Не следует буквально доверять толстовским признаниям в Дневнике о первом разе того или иного интеллектуального прозрения или духовного опыта. Многое забывалось из прежних лет — и переживалось снова, как в первый раз. Но правдой остаётся то, что этот, обозначенный Толстым в записи 22 ноября 1907 г., путь индивидуального духовного самостроения, а не общественной или даже писательской, публицистической творческой активности — был для Толстого главным и искренне самым ценным. Городская жизнь отвлекала его, соблазняла — и сманила на иной путь, обличающей проповеди и иных вмешательств в общественную жизнь, более полезной для других, для общества, даже для человечества, но тяжёлой, временами мучительной для самого Льва Николаевича.
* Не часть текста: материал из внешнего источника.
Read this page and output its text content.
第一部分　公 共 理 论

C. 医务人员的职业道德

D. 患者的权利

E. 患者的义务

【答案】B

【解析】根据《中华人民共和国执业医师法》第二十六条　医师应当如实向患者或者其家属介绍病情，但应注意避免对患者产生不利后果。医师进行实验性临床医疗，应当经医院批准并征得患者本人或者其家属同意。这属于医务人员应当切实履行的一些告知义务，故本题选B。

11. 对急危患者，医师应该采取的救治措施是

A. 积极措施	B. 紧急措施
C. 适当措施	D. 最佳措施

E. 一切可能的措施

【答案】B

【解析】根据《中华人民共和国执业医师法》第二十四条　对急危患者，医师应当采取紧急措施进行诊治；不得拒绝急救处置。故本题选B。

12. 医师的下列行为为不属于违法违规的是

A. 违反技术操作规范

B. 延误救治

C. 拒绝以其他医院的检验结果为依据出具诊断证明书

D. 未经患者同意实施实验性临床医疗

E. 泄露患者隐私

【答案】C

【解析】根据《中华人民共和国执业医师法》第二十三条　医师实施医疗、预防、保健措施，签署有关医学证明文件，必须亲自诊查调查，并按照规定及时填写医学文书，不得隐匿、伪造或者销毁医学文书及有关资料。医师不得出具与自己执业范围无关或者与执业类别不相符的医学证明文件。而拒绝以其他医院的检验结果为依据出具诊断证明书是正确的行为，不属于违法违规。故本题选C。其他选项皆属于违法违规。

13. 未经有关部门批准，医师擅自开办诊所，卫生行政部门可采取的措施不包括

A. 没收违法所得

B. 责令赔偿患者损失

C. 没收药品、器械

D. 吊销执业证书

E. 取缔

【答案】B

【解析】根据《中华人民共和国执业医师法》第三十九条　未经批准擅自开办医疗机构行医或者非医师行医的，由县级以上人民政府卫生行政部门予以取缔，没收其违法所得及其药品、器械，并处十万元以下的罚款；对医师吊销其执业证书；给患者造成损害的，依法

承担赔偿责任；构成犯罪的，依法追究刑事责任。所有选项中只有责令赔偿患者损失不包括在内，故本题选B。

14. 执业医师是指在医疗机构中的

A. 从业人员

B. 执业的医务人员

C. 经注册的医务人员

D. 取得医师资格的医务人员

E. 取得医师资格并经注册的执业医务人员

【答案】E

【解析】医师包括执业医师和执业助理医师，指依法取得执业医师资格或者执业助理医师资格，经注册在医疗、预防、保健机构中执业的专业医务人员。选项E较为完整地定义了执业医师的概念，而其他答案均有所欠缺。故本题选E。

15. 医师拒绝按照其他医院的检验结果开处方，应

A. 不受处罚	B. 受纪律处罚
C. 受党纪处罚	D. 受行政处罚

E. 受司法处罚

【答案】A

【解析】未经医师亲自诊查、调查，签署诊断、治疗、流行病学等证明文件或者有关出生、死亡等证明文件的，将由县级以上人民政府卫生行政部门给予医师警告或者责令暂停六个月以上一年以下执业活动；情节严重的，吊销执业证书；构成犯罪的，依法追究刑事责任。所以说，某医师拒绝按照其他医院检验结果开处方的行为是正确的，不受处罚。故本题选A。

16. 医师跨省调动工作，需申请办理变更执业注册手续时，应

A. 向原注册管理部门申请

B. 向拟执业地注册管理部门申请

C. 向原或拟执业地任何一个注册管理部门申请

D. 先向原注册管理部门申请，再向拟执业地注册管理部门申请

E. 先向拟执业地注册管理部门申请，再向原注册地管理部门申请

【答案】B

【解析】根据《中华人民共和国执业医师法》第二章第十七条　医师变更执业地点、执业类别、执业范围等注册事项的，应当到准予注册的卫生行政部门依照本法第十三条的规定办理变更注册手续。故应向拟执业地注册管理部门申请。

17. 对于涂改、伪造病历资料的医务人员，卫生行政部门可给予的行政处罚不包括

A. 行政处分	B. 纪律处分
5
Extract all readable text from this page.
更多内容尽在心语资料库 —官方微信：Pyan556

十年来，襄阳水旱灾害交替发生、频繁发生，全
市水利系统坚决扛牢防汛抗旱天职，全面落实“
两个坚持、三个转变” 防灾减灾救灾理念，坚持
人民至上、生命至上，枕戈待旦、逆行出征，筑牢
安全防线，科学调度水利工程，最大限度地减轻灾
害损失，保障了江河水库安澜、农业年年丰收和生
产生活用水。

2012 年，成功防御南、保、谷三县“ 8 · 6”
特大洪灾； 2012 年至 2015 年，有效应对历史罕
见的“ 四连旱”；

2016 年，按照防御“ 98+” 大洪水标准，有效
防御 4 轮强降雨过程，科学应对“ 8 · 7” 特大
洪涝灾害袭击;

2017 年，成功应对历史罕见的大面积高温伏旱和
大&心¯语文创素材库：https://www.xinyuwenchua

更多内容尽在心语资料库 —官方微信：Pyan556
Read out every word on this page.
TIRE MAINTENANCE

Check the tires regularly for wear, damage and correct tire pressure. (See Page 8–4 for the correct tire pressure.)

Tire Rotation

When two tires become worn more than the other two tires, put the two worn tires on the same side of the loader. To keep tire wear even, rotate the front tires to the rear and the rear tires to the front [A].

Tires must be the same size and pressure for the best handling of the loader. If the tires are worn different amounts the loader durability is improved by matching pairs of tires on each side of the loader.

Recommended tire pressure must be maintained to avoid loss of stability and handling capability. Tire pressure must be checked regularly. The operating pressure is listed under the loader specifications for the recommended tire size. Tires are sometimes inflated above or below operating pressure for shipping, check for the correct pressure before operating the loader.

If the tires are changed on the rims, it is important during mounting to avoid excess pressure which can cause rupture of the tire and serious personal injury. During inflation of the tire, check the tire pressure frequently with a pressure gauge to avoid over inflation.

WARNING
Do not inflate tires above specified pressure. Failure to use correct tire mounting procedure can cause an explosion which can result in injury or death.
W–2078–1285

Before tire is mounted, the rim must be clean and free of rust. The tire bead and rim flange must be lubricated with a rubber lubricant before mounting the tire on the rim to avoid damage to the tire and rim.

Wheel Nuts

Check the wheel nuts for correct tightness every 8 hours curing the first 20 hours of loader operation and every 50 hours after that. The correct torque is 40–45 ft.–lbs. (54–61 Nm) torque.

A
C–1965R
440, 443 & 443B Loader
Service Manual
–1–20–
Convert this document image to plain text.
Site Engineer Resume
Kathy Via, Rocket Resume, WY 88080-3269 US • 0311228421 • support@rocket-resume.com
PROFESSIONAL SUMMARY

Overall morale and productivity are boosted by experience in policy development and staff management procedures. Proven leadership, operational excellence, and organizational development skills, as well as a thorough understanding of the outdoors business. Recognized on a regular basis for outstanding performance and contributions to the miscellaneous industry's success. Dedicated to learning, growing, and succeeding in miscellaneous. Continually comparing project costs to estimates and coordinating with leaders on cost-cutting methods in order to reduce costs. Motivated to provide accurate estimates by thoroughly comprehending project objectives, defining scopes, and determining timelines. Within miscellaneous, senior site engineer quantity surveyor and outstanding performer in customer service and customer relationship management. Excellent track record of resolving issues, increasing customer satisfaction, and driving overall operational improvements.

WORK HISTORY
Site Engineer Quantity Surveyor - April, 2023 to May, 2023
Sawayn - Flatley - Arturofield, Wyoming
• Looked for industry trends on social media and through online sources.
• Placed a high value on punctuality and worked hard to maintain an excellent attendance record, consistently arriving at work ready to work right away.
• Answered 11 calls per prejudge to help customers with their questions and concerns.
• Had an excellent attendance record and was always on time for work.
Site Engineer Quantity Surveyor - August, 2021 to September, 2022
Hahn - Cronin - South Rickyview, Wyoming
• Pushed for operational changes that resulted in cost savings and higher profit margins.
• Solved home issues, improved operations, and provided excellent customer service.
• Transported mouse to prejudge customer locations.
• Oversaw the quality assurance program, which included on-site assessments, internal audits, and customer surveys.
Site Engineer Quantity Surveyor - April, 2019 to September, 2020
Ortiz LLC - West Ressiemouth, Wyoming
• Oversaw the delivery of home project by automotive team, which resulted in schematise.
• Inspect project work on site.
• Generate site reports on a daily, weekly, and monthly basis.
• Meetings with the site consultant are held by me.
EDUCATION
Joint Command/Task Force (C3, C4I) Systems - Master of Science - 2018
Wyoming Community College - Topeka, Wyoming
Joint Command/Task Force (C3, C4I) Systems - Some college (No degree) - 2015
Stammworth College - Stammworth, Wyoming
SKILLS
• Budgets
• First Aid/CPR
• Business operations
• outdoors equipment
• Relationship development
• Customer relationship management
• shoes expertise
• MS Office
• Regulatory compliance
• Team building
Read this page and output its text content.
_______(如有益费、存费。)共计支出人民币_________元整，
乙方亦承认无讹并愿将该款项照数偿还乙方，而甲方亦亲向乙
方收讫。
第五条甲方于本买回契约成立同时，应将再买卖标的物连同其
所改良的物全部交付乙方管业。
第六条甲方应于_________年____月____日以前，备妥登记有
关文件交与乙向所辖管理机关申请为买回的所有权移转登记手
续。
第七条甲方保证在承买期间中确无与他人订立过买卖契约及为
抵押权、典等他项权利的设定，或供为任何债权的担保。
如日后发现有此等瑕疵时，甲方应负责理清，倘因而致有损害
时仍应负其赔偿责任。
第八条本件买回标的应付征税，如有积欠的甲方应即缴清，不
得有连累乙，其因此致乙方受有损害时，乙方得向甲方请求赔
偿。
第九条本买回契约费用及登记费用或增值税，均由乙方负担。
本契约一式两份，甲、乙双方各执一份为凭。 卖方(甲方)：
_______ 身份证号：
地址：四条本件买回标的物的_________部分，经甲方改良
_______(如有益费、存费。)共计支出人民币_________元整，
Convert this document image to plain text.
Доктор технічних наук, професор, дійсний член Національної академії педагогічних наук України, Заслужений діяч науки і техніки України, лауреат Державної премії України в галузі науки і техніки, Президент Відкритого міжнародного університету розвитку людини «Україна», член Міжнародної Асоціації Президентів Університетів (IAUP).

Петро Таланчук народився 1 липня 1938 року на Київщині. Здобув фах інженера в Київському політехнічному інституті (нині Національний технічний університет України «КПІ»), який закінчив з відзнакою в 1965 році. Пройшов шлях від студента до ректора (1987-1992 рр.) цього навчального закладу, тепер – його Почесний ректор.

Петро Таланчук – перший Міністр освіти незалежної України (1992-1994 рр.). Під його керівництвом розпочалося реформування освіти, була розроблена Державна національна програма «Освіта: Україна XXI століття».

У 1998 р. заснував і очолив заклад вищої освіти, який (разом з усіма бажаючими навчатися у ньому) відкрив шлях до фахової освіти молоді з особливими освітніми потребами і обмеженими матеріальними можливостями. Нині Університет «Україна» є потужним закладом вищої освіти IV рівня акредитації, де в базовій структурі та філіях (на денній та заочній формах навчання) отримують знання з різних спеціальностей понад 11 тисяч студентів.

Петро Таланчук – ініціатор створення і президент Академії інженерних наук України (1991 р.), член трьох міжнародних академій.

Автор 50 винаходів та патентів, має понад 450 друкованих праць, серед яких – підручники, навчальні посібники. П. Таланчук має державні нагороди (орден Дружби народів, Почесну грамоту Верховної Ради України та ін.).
В дальнейшем мы будем возвращаться к некоторым записям толстовского Дневника — уже при анализе содержания переписки супругов Толстых 1889 года.

 

Внешняя, творческая биография Льва Николаевича характеризуется до марта 1889 г. преимущественно обдумыванием новых проектов и публикациями старых. Увы! буржуазно-православная Россия взяла уже в то время за правило запрещать новые сочинения Толстого. О запрете весной 1888 г. трактата «О жизни» мы уже упоминали выше. Самому Толстому удалось прочесть его в печатном виде впервые лишь во французском переводе, выполненном Софьей Андреевной. Летом под запрет был отправлен — с некоторой, как можно заметить, задержкой — толстовский «Календарь с пословицами на 1887 г.». Ряд народных рассказов Толстого был тогда же запрещён к переизданию в дешёвых — как раз для народа — книжечках «Посредника». Эта тенденция повальных запретов распространится и на сочинения Толстого последующих лет… Не в последнюю очередь по этой причине Толстой не окончил ряд своих творческих замыслов, список которых, сделанный им на отдельном листке 30 сентября 1888 г., сохранился (см. 50, 199). В списке, конечно, была и комедия «Исхитрилась» (буд. «Плоды просвещения»), которую Толстой очень желал завершить, и «Крейцерова соната» (в тот день Толстой употребил это название впервые!), но был, к примеру, и «Призыв к исполнению закона Христа». Сочинения с таким названием Толстой не писал, но именно такой призыв выразился в ряде его религиозно-публицистических сочинений последующих лет.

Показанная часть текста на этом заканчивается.